May 26, 2001

 

It feels like we’ve been traveling like Bedouins lately.  This weekend we’re here in Silistra.  Last night was the senior “ball”, which Kate and I were invited to.  It turns out that only six of my students were there, out of about 100 or so other graduating students.  The rest of my students decided to skip out on the ball and head up to Budapest for their senior excursion.  Sort of disappointing, but it was fun nonetheless.  The ball is like senior prom in the States, except that on every table there’s wine and booze and most of the kids were smoking.  Nothing out of the ordinary for Bulgaria.  Sure, the kids were pretty loosened up by midnight or so, but that’s celebrating in Bulgaria.  We didn’t see it get out of control.  Kate and I were thinking what would happen if American seniors showed up to their prom to see wine on their tables . . . what would happen?  The seniors were coming around to the teacher’s tables, offering toasts and asking teachers to dance.  Teachers gave marks for students who were voluntarily embarrassing themselves in front of everyone by trying to sing some popular songs.  The winners got pens . . . 

 

During this past week was a holiday for two Bulgarian men, Cyril and Methodius, who created the Bulgarian alphabet, which is now used for Russia, among other languages.  The Cyrillic alphabet is a strong point of pride for Bulgarians.  This day is also a day that celebrates education in general and the seniors graduated at the theater in the center of town.  There was no school and all the schools in Silistra paraded themselves to the Center, leading themselves with banners and flags.  It was exciting to be part of such a big celebration.  Each school was announced by some people behind a microphone and a band played on as we passed.  After the parading, my school, “Peyo Yavorov”, gathered in the theater to award and congratulate the graduating seniors.  While the awards were serious at this event – best math student, best English student, etc., etc., the awards given at the “ball” were for Mr. & Miss Gossip, Mr.

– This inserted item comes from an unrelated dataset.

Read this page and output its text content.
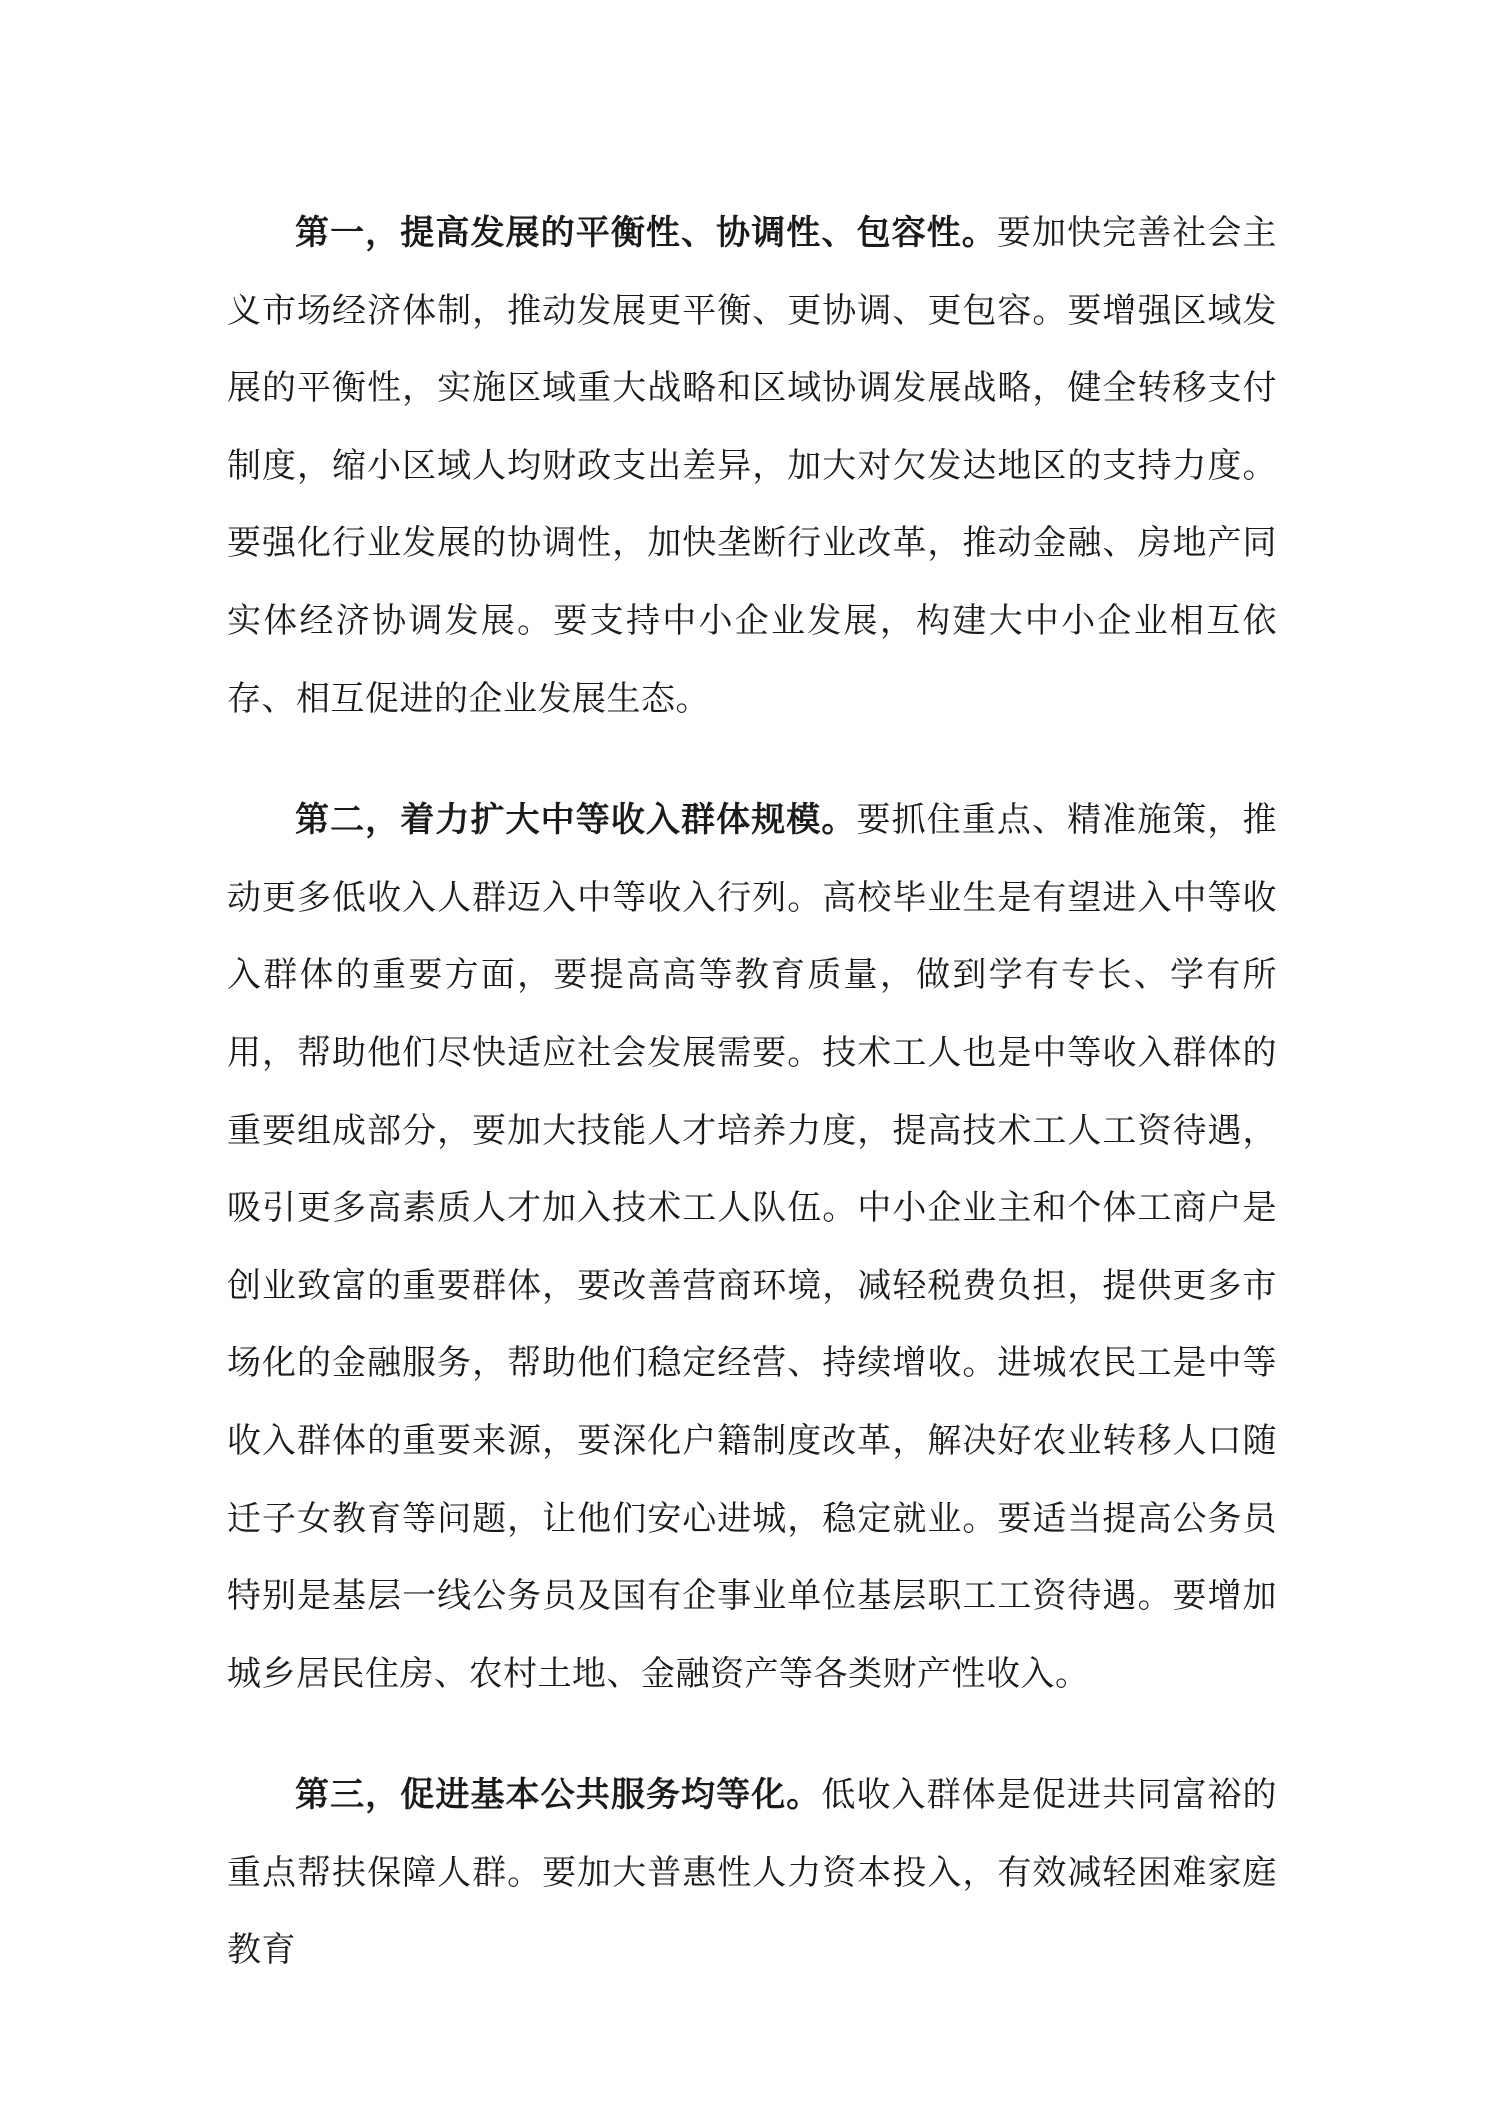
第一，提高发展的平衡性、协调性、包容性。要加快完善社会主义市场经济体制，推动发展更平衡、更协调、更包容。要增强区域发展的平衡性，实施区域重大战略和区域协调发展战略，健全转移支付制度，缩小区域人均财政支出差异，加大对欠发达地区的支持力度。要强化行业发展的协调性，加快垄断行业改革，推动金融、房地产同实体经济协调发展。要支持中小企业发展，构建大中小企业相互依存、相互促进的企业发展生态。

第二，着力扩大中等收入群体规模。要抓住重点、精准施策，推动更多低收入人群迈入中等收入行列。高校毕业生是有望进入中等收入群体的重要方面，要提高高等教育质量，做到学有专长、学有所用，帮助他们尽快适应社会发展需要。技术工人也是中等收入群体的重要组成部分，要加大技能人才培养力度，提高技术工人工资待遇，吸引更多高素质人才加入技术工人队伍。中小企业主和个体工商户是创业致富的重要群体，要改善营商环境，减轻税费负担，提供更多市场化的金融服务，帮助他们稳定经营、持续增收。进城农民工是中等收入群体的重要来源，要深化户籍制度改革，解决好农业转移人口随迁子女教育等问题，让他们安心进城，稳定就业。要适当提高公务员特别是基层一线公务员及国有企事业单位基层职工工资待遇。要增加城乡居民住房、农村土地、金融资产等各类财产性收入。

第三，促进基本公共服务均等化。低收入群体是促进共同富裕的重点帮扶保障人群。要加大普惠性人力资本投入，有效减轻困难家庭教育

Dull, Mr. & Ms. Extravagant and other funny awards. 

 

Last weekend we were in Jason’s town, Kierkovo, a wee-little town (700 people) on the Greek border in the Rhodope Mountains.  It was Jason’s birthday and a good-sized group of PCV’s showed up in to celebrate.  (Check out the pics.)  It’s quite a different place from Silistra (40,000 people) – everyone knew Jason and his business.  Kate and I can walk down the street in Silistra without being noticed, but everywhere we went with Jason people stopped to say hello and we are probably still the talk of the town.  We hiked up a hill to an abandoned village and made camp there for the night.  It had been abandoned about fifteen years prior, though people in Kierkovo still keep up, so to speak, some of the homes.  All that seems to mean is keeping some type of lock on the door.  In the village was an old mosque, which we never succeeded to enter.  In this part of the country, Turkish is spoken just as fluently as Bulgarian, if not more.  In one old home was a room that looked like someone just got up and left about thirty years ago.  We found a notebook from 1969, with notes from French class . . . oui oui.  Then we made another trip down to pick up more food and passed along a ridge that overlooked a valley and a ridge of mountains that is the Greek border.  We tried to get home on Sunday, but we were all foiled when the bus driver took his son’s football team to a match and didn’t come for the 10am to Kurdjali.  We eventually made our way back to Sofia, but Kate and I missed our night train back to Silistra, so we spent a night in Sofia with the volunteer there.  I missed class the next day (darn!).  We got a little of our train ticket refunded, and had to take the grueling bus ride back.  It wouldn’t be so bad if there weren’t generic techno music being played at varying levels of volume for six hours over the speakers on the bus. 

 

We recently saw the movie “Duets” at a theater in our town. In case you didn’t see it, it’s about American people finding some measure of meaning in their life through the saving grace of karaoke.  After seeing the movie, I realized just how unique America’s search for its soul, is.  The after-effects of capitalism gone crazy, in strip-malling America into oblivion, is somewhat portrayed in the movie, but it is absolutely irrelevant here in Bulgaria.  So many of my students blindly worship anything American and people here automatically associate America with greatness.  Most people here haven’t experienced yet the side effects of a successful free economy and consuming the world’s resources with a voracious appetite.  First you need to take care of the basic necessities – food, shelter, clothing, etc.  While those are available here, their dependability is always in question.  A Bulgarian rarely leaves his/her job simply because he or she isn’t being paid – to do that would risk having a job at all.  It seems to me that after some level of security is felt then one is able to ask the bigger questions in life.  Not that those questions don’t ever come into a Bulgarian’s mind, but what is the more immediate need – to ensure food for the family or contemplate one’s place in this world?  So many people here, just as many people in America, long for a life without insecurity.  And for us Americans who have grown up in such a rich country, we can easily see the disadvantages of living in a Disneyfied world.  But it is still incredibly tempting to many people in the world.  And when I try to explain this to a Bulgarian, I get a disbelieving laugh.